Bulgaria’s economic performance has remained subdued during the post-crisis period. After a decline in economic activity in 2009, growth has been fluctuating around 1 % per year, and is forecast to remain so in the short term due to subdued domestic demand. Prices stagnated, followed by deflation in 2013, which is expected to extend through most of 2015. Export-oriented sectors of the economy have recovered faster from the crisis and Bulgaria’s gains in world market shares are projected to continue through 2016. Government finances also deteriorated considerably in 2014, and the deficit is projected to remain at around 3% of GDP for 2015 and 2016, while government debt will rise rapidly, albeit from a relatively low level.

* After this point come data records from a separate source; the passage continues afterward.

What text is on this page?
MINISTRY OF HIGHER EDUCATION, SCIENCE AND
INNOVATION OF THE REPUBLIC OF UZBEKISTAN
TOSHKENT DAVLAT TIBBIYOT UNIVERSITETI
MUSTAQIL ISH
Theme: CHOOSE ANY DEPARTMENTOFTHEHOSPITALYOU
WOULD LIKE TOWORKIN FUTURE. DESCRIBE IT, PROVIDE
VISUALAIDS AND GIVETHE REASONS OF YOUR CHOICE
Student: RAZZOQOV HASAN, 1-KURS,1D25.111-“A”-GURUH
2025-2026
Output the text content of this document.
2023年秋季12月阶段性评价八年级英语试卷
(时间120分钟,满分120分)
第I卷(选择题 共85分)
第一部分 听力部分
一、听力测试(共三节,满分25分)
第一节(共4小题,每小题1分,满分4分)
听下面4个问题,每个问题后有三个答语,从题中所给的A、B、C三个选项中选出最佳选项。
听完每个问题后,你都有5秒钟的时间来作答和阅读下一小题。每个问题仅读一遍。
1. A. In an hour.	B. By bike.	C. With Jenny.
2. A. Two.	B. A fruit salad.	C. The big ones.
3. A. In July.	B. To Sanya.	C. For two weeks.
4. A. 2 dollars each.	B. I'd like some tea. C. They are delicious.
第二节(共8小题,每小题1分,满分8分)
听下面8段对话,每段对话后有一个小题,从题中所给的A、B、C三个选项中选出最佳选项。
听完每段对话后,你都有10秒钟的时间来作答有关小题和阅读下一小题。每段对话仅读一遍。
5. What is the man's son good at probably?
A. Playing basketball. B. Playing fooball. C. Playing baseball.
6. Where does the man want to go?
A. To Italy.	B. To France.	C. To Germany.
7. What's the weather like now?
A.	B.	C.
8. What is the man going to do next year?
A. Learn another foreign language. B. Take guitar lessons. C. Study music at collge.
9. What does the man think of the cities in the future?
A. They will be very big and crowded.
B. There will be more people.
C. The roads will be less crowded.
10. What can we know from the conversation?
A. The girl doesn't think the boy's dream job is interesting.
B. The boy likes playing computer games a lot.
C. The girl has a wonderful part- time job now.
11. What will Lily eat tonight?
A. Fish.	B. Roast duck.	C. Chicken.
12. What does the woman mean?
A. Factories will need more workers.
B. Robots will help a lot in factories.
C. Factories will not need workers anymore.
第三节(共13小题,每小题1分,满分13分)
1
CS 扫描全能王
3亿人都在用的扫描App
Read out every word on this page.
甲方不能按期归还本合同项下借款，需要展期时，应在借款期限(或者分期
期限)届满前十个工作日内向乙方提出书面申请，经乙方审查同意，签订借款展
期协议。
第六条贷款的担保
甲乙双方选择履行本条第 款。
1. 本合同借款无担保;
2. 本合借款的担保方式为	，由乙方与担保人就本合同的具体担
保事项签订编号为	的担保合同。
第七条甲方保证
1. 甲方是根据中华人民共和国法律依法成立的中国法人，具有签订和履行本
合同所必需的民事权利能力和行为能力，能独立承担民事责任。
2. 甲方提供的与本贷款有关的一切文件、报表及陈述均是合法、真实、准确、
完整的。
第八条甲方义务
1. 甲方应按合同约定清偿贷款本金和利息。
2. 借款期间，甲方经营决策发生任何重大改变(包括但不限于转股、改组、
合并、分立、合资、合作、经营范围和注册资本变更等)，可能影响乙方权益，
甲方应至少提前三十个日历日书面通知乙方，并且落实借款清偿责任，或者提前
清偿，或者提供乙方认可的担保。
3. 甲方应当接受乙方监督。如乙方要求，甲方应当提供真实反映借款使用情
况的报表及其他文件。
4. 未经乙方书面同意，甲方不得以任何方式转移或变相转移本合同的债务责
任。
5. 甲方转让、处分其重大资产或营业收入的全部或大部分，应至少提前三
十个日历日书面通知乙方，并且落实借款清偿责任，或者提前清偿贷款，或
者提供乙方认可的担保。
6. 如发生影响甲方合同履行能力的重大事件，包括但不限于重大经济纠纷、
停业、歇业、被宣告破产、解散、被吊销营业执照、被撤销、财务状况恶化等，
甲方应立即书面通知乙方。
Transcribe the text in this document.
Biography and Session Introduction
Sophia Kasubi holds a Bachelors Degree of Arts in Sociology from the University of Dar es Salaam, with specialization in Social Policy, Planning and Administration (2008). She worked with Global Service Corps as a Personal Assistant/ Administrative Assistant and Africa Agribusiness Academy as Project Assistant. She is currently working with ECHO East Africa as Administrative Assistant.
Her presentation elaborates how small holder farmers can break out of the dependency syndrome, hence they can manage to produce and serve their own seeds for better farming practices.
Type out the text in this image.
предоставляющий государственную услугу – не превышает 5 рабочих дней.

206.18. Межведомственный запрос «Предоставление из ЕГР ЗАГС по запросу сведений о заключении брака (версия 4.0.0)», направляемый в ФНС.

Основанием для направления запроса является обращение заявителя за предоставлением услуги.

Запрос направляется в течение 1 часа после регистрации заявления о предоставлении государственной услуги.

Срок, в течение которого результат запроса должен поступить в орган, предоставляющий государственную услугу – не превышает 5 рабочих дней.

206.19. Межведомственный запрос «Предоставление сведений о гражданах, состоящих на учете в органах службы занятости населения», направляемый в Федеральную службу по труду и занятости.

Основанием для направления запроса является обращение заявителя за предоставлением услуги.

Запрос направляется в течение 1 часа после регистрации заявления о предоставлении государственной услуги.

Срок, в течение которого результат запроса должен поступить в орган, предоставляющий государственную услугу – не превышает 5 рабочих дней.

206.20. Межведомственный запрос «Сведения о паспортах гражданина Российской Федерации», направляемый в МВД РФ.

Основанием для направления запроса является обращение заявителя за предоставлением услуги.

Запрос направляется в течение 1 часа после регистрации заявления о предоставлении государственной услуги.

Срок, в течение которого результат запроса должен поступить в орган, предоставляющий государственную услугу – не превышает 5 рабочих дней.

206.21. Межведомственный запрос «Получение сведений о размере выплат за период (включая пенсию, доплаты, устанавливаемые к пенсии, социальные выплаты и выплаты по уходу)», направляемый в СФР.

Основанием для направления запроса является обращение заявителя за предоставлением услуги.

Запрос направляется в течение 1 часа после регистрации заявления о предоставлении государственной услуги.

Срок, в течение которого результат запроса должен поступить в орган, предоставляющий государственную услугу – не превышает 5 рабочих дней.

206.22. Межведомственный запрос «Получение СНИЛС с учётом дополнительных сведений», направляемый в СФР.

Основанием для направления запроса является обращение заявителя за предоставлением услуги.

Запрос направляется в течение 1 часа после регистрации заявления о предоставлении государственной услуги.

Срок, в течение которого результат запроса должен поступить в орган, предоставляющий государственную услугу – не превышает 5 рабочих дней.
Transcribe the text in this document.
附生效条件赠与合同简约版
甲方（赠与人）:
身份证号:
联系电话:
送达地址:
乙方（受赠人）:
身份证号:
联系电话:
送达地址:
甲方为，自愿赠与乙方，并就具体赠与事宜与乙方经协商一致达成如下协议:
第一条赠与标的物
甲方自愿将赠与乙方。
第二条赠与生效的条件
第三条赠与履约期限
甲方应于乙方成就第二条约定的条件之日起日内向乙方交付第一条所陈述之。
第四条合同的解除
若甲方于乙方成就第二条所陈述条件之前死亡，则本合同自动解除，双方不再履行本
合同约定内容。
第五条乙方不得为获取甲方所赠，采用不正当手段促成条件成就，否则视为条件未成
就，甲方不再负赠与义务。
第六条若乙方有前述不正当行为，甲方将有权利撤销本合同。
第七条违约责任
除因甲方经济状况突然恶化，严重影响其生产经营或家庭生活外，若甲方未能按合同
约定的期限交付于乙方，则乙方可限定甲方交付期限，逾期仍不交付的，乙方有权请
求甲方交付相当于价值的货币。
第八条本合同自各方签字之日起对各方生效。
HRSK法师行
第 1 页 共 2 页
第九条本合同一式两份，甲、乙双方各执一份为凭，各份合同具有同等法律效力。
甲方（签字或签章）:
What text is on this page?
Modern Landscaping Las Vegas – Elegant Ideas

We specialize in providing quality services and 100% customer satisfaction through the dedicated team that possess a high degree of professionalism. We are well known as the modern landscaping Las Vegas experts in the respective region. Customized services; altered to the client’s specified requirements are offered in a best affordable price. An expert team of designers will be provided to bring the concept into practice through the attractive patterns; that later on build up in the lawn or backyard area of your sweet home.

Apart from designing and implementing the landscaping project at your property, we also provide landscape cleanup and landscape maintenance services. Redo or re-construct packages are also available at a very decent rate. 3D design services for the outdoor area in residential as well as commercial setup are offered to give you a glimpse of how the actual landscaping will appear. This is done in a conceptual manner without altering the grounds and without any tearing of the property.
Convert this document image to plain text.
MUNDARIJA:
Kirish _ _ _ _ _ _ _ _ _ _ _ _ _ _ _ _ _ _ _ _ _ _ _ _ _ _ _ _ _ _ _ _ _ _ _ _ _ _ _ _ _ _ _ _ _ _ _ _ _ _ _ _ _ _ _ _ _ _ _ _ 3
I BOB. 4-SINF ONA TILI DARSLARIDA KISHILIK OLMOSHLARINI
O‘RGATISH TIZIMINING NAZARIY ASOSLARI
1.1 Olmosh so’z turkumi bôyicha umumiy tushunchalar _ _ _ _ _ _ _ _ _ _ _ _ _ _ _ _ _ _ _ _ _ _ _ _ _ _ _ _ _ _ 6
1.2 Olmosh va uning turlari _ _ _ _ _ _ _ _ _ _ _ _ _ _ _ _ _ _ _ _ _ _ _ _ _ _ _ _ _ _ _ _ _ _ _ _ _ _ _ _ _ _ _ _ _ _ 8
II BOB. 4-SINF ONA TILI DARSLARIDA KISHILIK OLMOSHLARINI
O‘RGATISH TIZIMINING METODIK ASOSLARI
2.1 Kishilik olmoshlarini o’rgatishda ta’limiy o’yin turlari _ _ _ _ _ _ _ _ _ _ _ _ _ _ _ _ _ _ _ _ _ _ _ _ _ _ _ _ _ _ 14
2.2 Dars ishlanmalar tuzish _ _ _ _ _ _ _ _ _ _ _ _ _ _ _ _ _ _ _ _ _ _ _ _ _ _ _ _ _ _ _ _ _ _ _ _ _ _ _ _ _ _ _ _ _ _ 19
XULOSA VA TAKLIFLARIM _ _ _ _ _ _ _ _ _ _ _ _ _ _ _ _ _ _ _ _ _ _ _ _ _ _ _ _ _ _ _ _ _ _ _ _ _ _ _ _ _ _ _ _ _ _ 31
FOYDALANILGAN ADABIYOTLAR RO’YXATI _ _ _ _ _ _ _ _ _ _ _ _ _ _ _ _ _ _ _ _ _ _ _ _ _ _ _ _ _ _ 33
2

Bulgaria is experiencing excessive macroeconomic imbalances, which require decisive policy action and specific monitoring. The Commission stepped up the imbalances procedure for Bulgaria in February 2015. In particular, the financial sector turbulence in 2014 has raised concerns about the existence of banking practices in the domestically-owned part, with potentially significant implications for financial sector and overall macroeconomic stability. In addition, the still negative, albeit improving, external position, corporate overleveraging and weak labour market adjustment continue to pose macroeconomic risks and deserve close attention.
Read a complete analysis of Bulgaria's economy in the country report 2015 [790 KB]
The Commission has made six country-specific recommendations to Bulgaria to help it improve its economic performance, which have been approved by all EU member states. These are in the areas of: fiscal consolidation; pension reform and health care; labour market and social inclusion; education and training; business environment; energy.